Boosting nitrate-to-ammonia electrosynthesis via hierarchically branched TiO2 nanorods

Abstract

Electrochemical nitrate reduction reaction (eNO₃RR) is a sustainable pathway for ammonia (NH₃) synthesis, yet it is often challenged by sluggish reaction kinetics and low product selectivity. Herein, we report the design and synthesis of hierarchical TiO₂ branched nanorods (BNRs) grown on carbon cloth (CC) through sequential hydrothermal and TiCl₃ solution treatments.
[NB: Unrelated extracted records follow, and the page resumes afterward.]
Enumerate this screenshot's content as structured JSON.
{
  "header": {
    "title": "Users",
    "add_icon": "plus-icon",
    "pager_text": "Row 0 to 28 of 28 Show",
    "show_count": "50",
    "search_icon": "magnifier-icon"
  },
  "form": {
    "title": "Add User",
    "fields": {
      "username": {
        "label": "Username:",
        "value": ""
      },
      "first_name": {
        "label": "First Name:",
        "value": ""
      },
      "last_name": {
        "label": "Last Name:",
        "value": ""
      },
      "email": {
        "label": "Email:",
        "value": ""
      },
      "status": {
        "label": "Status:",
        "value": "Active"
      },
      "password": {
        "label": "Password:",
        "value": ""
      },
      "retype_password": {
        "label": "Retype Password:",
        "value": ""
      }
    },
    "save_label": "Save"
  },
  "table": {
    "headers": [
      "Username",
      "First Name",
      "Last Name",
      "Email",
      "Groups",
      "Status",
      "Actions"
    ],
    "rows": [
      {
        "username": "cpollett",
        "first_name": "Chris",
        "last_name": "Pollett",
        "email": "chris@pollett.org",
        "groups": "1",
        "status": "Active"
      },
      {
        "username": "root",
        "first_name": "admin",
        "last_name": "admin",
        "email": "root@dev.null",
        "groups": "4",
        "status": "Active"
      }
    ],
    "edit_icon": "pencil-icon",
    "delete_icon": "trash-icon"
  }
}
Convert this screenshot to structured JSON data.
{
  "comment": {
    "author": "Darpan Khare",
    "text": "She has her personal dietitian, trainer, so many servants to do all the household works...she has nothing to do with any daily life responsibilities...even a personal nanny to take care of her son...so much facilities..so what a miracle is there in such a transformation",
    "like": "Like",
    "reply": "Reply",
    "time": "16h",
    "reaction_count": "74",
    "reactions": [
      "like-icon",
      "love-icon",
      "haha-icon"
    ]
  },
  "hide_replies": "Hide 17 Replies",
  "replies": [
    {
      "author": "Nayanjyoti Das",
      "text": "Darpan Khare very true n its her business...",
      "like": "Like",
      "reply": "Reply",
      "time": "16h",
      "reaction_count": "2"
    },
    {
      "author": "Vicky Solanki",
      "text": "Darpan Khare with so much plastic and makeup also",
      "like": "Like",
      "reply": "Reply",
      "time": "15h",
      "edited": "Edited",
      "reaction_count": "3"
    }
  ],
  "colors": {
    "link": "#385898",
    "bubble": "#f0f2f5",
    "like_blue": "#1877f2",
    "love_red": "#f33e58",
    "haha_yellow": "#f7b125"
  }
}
This strategy yields a unique nanostructure possessing a high surface-to-volume ratio and abundant oxygen vacancies. Comprehensive structural and electrochemical analyses revealed that these TiO₂ BNRs possess significantly enhanced charge-carrier density and charge transfer efficiency compared to TiO₂ nanorods (NRs) and nanoparticles (NPs). Consequently, the TiO₂ BNRs dramatically boost NH₃ electrosynthesis, achieving a remarkable yield rate of 187.2 µmol cm⁻² h⁻¹ (corresponding to 37.44 µmol h⁻¹ mg_cat⁻¹ or 637.9 µg h⁻¹ mg_cat⁻¹) and a faradaic efficiency (FE) of 87.4% at −0.6 V vs. reversible hydrogen electrode (RHE) in 0.1 M NaOH with 0.1 M NO₃⁻. Furthermore, the TiO₂ BNR electrode demonstrated excellent operational stability over 50 h. This study highlights the profound impact of engineering hierarchical TiO₂ nanostructures for highly efficient eNO₃RR, advancing the prospect of sustainable ammonia production from nitrate-laden wastewater.